A report by The Energy and Resources Institute of Delhi says the existing wte plants "have not proven themselves techno-economically". Comments Krishna "It is surprising that the report still advocates some form of government subsidy to make wte facilities more viable in India."
What's the imperative?
"Recycling and re-use, in almost all cases, is likely to be more efficient than direct combustion... no technological interventions [should] become an obstacle in promoting segregation, recycling and other such more difficult but desirable processes," says the wte expert committee report.

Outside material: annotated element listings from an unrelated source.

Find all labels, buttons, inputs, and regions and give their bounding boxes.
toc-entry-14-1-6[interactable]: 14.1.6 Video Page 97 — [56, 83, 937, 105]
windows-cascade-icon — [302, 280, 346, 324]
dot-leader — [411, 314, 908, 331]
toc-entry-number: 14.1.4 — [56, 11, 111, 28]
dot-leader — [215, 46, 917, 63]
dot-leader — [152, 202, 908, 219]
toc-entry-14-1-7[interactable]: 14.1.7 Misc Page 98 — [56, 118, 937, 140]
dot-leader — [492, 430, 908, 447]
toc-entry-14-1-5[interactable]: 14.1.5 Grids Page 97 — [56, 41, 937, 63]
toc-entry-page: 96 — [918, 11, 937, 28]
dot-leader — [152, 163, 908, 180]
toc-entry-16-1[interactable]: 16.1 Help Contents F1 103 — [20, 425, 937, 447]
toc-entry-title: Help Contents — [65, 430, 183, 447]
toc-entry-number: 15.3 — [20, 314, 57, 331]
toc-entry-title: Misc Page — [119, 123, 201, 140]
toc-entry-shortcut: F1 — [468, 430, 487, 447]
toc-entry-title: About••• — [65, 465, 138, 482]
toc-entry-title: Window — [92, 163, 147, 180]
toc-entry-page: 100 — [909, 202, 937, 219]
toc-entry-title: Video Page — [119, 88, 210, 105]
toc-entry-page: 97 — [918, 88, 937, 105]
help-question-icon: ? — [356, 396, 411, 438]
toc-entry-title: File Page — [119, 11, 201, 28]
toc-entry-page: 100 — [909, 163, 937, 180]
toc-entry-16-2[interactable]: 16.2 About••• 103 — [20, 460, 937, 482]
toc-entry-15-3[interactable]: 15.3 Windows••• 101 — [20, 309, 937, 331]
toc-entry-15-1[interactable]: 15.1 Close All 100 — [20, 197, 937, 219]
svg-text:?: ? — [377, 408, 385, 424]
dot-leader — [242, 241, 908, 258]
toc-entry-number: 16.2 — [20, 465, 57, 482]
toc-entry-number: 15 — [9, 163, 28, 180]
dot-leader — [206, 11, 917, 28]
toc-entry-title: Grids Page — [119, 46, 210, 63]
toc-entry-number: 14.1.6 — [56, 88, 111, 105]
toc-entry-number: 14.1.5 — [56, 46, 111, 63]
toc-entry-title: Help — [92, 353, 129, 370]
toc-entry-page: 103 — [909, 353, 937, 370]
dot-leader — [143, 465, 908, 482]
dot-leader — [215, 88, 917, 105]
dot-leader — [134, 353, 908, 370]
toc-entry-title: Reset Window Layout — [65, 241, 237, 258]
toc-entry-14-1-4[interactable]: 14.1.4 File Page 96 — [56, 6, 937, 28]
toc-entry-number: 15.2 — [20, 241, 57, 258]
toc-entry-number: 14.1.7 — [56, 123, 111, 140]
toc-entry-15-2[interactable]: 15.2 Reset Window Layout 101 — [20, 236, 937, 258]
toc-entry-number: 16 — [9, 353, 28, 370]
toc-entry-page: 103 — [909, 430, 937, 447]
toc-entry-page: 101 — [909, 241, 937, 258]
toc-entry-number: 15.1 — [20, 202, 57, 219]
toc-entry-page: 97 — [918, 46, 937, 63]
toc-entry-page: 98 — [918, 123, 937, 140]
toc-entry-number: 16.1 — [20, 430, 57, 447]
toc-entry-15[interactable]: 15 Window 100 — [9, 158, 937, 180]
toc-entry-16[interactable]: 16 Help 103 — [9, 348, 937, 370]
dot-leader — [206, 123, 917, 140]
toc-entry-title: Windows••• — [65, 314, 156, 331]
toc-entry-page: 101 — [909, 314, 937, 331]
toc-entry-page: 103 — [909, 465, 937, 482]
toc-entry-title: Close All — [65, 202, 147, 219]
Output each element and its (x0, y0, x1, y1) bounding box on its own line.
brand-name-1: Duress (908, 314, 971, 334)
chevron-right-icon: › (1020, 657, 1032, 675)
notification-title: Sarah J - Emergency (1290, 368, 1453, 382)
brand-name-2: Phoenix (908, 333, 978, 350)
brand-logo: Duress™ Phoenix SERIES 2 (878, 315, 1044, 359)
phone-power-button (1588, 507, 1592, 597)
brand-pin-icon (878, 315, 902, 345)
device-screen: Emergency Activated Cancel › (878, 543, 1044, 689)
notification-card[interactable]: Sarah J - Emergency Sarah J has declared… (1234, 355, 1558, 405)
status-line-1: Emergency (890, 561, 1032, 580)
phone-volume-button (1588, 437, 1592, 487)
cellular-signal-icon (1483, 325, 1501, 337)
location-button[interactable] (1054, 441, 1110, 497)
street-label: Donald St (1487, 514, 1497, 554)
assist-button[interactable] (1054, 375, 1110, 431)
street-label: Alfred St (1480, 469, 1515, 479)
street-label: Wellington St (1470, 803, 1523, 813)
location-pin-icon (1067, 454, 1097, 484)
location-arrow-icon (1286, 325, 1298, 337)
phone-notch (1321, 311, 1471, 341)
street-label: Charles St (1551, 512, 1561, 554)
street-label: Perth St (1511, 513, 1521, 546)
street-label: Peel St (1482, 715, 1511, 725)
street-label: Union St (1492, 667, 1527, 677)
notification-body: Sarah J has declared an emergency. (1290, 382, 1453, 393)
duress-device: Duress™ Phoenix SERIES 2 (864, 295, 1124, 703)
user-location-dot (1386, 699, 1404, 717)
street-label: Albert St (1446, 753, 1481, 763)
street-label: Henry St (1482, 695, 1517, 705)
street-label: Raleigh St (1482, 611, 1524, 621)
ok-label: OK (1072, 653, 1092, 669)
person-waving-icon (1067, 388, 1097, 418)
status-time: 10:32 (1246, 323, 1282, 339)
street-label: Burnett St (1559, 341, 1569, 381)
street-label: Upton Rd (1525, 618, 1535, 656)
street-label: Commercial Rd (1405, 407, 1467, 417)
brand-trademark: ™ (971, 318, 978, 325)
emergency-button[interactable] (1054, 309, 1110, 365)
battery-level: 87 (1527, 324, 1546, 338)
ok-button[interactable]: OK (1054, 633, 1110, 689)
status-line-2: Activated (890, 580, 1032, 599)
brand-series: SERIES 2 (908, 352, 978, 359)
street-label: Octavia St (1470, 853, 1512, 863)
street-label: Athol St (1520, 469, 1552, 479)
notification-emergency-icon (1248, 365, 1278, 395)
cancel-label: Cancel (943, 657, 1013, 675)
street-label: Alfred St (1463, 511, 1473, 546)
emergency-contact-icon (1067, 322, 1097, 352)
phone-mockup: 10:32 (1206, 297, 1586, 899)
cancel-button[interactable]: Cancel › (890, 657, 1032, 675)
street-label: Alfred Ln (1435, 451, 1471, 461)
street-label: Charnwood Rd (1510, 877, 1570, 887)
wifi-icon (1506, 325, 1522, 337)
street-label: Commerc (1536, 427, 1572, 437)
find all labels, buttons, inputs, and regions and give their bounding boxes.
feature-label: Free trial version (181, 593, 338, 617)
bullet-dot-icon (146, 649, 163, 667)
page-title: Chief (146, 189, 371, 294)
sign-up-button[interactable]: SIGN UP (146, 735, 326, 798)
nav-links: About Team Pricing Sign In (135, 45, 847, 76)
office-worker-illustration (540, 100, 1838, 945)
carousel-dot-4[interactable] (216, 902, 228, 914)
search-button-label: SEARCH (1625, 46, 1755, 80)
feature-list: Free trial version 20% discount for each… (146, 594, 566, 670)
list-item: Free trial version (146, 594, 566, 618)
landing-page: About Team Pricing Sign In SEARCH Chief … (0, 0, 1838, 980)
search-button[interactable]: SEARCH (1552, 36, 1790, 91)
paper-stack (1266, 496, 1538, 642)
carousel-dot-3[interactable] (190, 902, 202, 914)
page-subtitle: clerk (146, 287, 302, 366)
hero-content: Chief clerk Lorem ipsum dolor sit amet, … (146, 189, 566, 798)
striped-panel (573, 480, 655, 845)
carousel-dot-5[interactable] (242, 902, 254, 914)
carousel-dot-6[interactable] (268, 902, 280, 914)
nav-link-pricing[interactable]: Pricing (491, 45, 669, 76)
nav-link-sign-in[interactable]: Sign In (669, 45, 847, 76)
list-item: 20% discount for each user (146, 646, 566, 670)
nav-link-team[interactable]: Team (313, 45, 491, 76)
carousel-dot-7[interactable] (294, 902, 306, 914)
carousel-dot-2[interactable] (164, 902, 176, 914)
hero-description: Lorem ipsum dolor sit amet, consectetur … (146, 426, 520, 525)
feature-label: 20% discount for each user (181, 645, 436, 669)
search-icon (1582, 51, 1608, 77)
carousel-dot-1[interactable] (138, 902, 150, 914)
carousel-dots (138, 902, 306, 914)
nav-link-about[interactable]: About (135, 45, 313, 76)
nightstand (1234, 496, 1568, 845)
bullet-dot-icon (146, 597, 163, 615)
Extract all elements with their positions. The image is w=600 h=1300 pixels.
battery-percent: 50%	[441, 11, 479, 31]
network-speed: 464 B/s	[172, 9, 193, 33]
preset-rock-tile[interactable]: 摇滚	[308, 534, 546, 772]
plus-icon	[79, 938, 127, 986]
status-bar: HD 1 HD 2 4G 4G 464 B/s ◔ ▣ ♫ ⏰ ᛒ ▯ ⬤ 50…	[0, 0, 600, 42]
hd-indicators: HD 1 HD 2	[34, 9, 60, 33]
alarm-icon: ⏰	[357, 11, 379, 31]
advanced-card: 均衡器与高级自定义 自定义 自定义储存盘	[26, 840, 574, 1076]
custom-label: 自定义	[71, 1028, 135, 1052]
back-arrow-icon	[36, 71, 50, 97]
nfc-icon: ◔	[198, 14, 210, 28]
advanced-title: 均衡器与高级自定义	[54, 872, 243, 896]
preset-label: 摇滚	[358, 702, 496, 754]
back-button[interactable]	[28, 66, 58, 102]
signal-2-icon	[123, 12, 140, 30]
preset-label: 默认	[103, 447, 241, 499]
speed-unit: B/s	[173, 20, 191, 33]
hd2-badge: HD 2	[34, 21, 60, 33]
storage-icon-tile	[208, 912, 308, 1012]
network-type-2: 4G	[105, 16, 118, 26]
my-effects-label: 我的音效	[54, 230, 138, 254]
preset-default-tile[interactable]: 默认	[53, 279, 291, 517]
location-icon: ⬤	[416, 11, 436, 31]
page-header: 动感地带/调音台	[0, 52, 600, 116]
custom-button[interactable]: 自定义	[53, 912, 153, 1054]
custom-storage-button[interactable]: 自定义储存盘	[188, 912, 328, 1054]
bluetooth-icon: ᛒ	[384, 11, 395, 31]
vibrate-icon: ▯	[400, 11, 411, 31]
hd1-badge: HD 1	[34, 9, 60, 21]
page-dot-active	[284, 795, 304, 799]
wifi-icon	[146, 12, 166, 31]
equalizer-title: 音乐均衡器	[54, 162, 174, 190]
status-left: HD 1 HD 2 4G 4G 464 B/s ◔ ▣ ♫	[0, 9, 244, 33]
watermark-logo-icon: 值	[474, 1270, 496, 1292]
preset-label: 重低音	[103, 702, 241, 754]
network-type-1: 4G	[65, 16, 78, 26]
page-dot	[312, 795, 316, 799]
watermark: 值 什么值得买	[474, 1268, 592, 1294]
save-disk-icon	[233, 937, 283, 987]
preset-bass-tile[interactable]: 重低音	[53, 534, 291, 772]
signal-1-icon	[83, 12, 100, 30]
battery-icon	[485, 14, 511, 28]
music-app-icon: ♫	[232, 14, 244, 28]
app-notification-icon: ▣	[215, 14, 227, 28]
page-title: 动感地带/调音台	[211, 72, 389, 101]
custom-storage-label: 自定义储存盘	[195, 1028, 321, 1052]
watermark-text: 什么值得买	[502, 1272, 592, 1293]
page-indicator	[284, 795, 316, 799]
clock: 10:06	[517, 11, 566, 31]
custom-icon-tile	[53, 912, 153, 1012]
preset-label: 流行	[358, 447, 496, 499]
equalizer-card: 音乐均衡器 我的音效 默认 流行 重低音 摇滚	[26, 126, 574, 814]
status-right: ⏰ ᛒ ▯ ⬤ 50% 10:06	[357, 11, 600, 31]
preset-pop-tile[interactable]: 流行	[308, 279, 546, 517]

The differing members' report emphasises that wte projects should be taken up for research and development only. It also feels the dire need to improve stakeholder involvement in the collection and transport of garbage in line with the 74th amendment to the Constitution of India.
In March 2003, the moud appointed an inter-ministerial task force on using city compost for plant nutrient management, in accordance with court orders. Its 2005 report has been accepted by the ministry and, in September 2006, the court also ordered its implementation with immediate effect. What did it recommend? Setting up 1,000 composting plants based on garbage in cities across the country.
"The Planning Commission recommended some kind of subsidy to organic manure produced in compost plants, just as there is a subsidy for fertilisers," says Khanna, who was on the task force. "Every year about Rs 14,000-crore subsidy is granted for fertiliser sale. It would be highly desirable to allocate 5 per cent of that for the sale of compost... Since funds available with the ministry of agriculture for setting up of the compost plants are very meagre, adequate funds to the extent of Rs 700 crore should be provided by the ministry of finance to set up about 1,000 compost plants in different cities," says the report. It asks municipalities to segregate bio-degradables and supply them free to compost plants.
Nema says that none of the technologies including compost and biomethanation would work in isolation "Waste deserves a decent burial. We cannot treat it as a money-making exercise. We can use any option for biological stabilisation or treatment, but ultimately we have to go in for scientific landfilling. Unlike any other mode of disposal, landfill is very forgiving. It can tolerate any kinds of fluctuations in both quality and quantity of waste," he concludes.
"We need a dedicated institutional mechanism. Waste management is mostly under municipal health services, headed by medical doctors that may not be well versed with waste management, and have several other priorities," says Joseph. "Many private parties have started compost plants, and many more are willing to invest in cleaning cities and revitalising our depleted soils with organic manure," says Patel.